Which are the strongest teams in the country and how have they fared over the past few years. Paul Reynolds' recent article goes a long way towards answering this question, employing a complex algorithm adapted from the way in which the ranking of international teams are carried out.
But clubs are more than their first teams. Is there any way of gauging the performance of clubs over time? The answer is probably in the negative but that hasn't stopped us from giving it a go. Taking the top three teams in a club [the answer to our question cannot be determined simply by the size of the club] we provide a simple ranking [no complex calculations here] based on their position across the leagues. So for example Clontarf [winners of the D1 in 2016] are ranked 1 and Cork County [winners of D2] are 9. We then simply add up the ranking for the three teams in a club and the clubs with the fewer points rank highest. On this basis the best a club could achieve [in current structure] would be 43 by topping D1, D3 and D4.
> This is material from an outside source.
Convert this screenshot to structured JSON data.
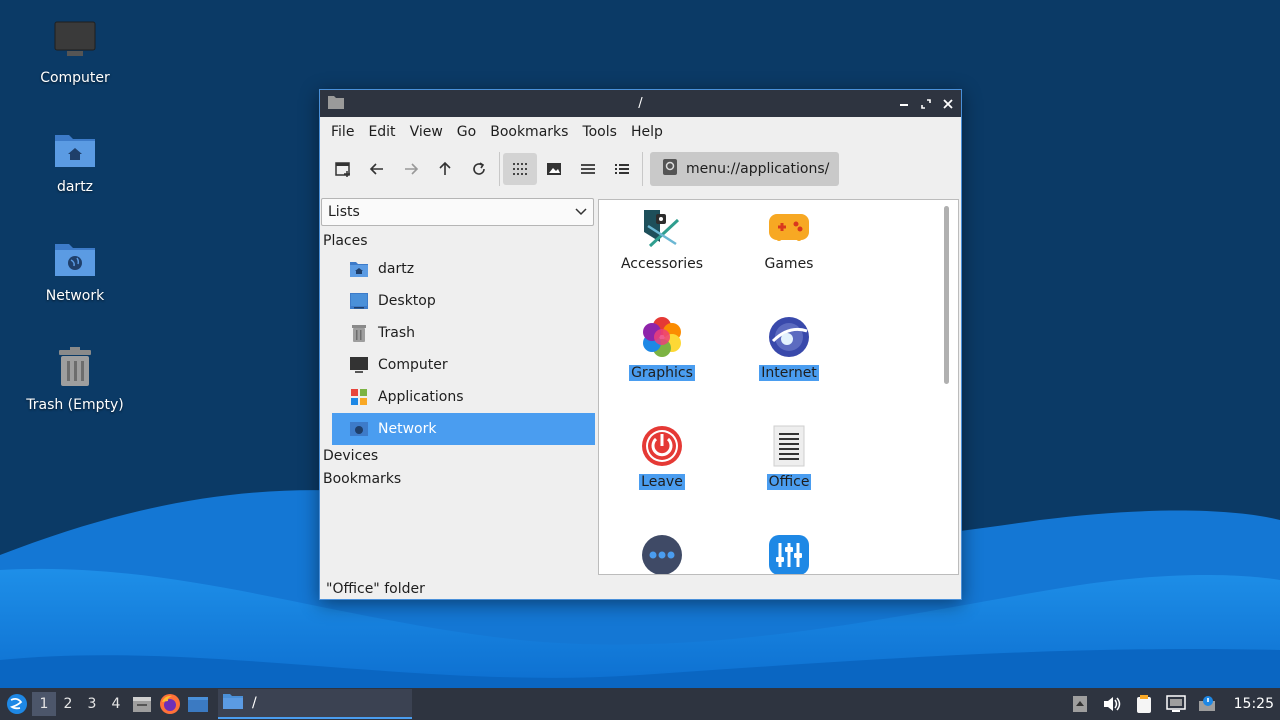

The chart below gives us an indication [no more than that] of a club’s relative performance over the past five years based on their top three teams in Open Competitions. This ignores many things - including youth and women’s cricket - but this is intended only as a simple quantitative measurement. The chart looks at clubs with three OC teams over the past five years.
The above should be seen as a light hearted and non-scientific table - at best an indicator of how the main teams in the club are performing over time and how clubs compare to their peers.